Quant à l'autre, l'auteur n'explique pas comment Marc et Émilie ont échappé à la tentative de meurtre au gaz. Où étaient-ils? Ils ne pouvaient être qu'avec leurs grands-parents, n'ayant qu'eux au monde...

Quant à la solution de l'énigme, elle n'est pas difficile à trouver... et pourtant, je ne l'avais pas devinée. J'avais trouvé quelque chose, mais pas tout.

Certains personnages paraissent un peu caricaturaux: Léonce pense qu'on peut tout acheter, Émilie est gentille, etc. Cependant, certains personnages surprendront le lecteur. Parmi eux, Malvina. On ne pourra s'empêcher de s'attacher à elle et de la comprendre. D'ailleurs, elle paraît folle, mais est assez lucide quant à elle-même. De plus, elle n'est pas uniquement pétrie de son obsession, obsession à laquelle Grand-Duc et Mathilde la résument.

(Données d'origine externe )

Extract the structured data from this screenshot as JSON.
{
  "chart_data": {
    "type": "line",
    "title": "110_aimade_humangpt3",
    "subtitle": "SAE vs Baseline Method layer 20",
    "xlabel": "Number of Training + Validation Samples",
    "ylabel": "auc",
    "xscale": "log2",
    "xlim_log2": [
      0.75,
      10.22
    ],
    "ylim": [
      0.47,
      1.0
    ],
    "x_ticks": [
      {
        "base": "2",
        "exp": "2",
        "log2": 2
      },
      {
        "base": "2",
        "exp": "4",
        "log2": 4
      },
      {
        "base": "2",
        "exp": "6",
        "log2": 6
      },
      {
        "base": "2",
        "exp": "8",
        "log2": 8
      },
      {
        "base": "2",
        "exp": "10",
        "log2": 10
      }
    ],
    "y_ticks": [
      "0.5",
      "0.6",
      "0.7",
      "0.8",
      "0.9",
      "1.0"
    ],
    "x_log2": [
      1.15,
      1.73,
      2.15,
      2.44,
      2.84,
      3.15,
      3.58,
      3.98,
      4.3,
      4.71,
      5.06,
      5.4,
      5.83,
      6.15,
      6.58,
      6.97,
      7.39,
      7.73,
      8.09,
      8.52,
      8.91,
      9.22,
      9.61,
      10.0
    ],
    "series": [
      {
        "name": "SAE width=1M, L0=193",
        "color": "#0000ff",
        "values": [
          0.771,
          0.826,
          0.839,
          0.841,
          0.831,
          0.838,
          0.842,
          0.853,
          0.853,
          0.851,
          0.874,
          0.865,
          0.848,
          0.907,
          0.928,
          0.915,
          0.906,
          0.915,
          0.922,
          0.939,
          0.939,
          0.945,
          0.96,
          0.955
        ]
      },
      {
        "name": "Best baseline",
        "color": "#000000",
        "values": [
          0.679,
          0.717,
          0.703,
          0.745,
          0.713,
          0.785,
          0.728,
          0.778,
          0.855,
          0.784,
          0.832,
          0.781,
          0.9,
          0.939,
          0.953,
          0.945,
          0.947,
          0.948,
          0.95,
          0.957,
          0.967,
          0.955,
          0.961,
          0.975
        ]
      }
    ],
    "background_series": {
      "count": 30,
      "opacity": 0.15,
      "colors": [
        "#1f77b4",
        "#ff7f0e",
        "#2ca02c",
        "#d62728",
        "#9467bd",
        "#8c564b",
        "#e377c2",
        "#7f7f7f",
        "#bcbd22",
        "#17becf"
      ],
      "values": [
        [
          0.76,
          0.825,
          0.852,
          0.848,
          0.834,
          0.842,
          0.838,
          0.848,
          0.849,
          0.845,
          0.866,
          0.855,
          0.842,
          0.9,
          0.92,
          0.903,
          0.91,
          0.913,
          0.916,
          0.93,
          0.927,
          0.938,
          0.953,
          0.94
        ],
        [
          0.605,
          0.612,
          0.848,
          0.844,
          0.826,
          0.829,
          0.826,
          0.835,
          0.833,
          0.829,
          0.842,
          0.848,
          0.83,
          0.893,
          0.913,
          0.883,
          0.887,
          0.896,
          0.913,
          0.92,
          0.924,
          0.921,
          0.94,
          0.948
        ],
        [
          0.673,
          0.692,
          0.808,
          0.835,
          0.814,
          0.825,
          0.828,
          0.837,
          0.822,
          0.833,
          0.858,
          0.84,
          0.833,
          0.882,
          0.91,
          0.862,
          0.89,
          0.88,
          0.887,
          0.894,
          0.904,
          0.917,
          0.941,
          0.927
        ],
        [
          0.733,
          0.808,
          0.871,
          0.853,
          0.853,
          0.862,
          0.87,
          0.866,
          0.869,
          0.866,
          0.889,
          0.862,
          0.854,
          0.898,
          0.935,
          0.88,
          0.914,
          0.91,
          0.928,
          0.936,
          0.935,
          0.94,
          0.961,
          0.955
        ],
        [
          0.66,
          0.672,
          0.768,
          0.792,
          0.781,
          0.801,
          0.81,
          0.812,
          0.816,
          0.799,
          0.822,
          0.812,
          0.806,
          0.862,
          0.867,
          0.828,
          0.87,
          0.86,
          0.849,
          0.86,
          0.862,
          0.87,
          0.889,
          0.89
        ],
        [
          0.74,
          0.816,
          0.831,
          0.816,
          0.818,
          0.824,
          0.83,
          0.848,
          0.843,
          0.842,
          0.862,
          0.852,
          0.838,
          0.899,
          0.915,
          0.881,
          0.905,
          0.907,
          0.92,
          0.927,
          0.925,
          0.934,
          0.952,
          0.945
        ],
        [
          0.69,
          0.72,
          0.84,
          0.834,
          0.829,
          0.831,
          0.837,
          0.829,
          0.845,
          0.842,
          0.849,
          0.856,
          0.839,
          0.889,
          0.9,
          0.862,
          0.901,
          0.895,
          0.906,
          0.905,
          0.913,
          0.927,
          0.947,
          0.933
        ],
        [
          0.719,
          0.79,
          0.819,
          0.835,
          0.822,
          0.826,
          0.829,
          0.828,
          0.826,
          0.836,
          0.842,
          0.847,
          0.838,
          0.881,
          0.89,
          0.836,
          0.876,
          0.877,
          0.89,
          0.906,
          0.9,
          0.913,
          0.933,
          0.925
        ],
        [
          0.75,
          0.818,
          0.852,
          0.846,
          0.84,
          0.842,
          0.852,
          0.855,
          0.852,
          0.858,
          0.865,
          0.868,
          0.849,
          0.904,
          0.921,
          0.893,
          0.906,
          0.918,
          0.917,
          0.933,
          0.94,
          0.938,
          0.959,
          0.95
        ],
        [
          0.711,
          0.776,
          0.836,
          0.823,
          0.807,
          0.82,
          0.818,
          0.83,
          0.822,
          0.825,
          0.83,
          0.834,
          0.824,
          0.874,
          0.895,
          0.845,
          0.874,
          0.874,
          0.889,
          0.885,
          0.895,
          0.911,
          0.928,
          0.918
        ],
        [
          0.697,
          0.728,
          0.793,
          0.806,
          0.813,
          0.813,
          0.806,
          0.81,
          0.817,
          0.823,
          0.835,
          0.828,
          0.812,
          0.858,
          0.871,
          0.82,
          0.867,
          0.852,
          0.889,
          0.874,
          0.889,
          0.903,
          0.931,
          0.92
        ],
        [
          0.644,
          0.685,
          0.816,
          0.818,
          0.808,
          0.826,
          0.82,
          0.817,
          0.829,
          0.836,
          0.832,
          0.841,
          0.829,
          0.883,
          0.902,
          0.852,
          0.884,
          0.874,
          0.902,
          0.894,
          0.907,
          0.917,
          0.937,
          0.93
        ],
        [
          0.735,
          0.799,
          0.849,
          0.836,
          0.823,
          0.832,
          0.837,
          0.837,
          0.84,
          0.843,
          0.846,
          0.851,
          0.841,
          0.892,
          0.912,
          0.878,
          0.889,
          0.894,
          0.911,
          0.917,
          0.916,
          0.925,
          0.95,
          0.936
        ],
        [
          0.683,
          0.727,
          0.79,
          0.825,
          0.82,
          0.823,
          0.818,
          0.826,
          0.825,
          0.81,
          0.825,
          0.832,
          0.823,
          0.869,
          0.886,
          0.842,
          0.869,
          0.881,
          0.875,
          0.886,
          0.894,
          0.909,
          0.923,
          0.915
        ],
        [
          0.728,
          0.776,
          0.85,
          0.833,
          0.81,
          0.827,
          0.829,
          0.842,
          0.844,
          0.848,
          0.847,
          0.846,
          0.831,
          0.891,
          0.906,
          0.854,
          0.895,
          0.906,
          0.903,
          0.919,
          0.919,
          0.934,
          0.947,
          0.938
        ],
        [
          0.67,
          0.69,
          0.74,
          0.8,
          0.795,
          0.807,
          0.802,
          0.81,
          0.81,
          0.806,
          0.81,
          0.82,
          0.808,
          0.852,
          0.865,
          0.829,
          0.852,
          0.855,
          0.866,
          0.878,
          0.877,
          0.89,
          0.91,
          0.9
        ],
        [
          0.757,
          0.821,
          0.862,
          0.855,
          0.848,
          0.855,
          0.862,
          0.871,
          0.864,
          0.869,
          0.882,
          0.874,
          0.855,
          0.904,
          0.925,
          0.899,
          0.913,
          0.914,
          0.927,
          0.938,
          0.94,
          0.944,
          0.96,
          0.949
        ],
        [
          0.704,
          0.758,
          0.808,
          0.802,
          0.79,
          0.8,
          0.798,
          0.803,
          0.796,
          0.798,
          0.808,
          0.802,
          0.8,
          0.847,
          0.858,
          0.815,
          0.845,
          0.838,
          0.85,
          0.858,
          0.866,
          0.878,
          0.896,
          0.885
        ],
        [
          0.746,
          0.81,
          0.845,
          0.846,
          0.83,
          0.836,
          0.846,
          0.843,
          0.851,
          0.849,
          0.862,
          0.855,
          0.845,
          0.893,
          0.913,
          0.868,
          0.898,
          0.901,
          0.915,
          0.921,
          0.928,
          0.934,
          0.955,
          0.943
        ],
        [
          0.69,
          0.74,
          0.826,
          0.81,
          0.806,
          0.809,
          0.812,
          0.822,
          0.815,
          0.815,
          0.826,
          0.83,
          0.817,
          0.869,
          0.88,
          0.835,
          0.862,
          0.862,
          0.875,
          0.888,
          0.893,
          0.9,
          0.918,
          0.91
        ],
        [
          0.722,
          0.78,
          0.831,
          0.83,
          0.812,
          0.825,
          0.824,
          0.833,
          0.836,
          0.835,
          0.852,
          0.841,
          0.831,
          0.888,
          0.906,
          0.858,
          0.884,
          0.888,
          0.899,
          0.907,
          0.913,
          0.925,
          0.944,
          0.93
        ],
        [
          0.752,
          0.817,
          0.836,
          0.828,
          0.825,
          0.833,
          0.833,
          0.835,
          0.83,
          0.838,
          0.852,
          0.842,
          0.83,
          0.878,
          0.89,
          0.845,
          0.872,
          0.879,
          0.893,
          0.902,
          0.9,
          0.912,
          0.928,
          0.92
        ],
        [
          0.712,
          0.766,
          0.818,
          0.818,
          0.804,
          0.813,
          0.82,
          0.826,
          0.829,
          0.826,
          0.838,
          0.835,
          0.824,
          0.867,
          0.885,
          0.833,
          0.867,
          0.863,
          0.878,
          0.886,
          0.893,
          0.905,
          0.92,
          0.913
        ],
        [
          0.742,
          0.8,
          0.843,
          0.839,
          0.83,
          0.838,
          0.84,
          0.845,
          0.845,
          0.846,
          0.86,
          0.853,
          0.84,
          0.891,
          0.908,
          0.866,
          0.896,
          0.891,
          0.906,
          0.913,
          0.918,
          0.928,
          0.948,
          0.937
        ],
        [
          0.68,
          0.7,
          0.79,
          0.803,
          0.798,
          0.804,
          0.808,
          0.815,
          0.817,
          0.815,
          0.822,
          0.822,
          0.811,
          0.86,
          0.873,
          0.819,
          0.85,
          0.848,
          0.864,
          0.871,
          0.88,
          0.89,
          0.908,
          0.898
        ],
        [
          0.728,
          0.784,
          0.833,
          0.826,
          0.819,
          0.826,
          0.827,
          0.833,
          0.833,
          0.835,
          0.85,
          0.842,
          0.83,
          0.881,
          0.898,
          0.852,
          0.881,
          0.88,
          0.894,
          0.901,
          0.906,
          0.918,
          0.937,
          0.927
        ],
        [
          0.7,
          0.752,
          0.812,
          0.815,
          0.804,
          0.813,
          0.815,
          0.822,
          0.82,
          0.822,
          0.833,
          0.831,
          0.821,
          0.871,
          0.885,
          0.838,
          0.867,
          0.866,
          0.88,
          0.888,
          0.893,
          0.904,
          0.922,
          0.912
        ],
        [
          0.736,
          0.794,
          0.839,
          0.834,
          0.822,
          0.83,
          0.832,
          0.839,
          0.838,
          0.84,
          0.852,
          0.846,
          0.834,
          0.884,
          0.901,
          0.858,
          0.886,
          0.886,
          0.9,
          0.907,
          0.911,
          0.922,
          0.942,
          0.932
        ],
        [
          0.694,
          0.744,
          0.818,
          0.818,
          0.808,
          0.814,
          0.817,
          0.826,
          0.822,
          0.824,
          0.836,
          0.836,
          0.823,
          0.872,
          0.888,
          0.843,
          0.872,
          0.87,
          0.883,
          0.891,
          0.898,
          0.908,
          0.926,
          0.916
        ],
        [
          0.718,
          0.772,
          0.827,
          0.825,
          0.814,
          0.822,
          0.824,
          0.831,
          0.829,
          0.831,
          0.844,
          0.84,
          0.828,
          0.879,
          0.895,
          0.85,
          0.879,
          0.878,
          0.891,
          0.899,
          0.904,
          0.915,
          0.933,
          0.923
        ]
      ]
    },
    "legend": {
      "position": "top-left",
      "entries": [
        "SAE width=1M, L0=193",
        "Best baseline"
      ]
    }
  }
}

De petites choses m'ont agacée dans le style de l'auteur. Certaines phrases ont une tournure un peu lourde. D'autre part, les noms propres sont trop souvent répétés, alors qu'un pronom personnel serait davantage approprié.

J'aurais aimé une fin plus développée. Rien n'est bâclé, mais je serais restée davantage en compagnie de ces personnages sympathiques. J'aurais voulu en savoir plus sur l'après.

Éditeur: Presses de la cité.
La version audio que j'ai entendue a été enregistrée par José Heuzé. et Isabelle Miller pour les éditions VDB.
Ces deux comédiens sont toujours aussi talentueux.
Je regrette qu'il reste quelques erreurs de lecture.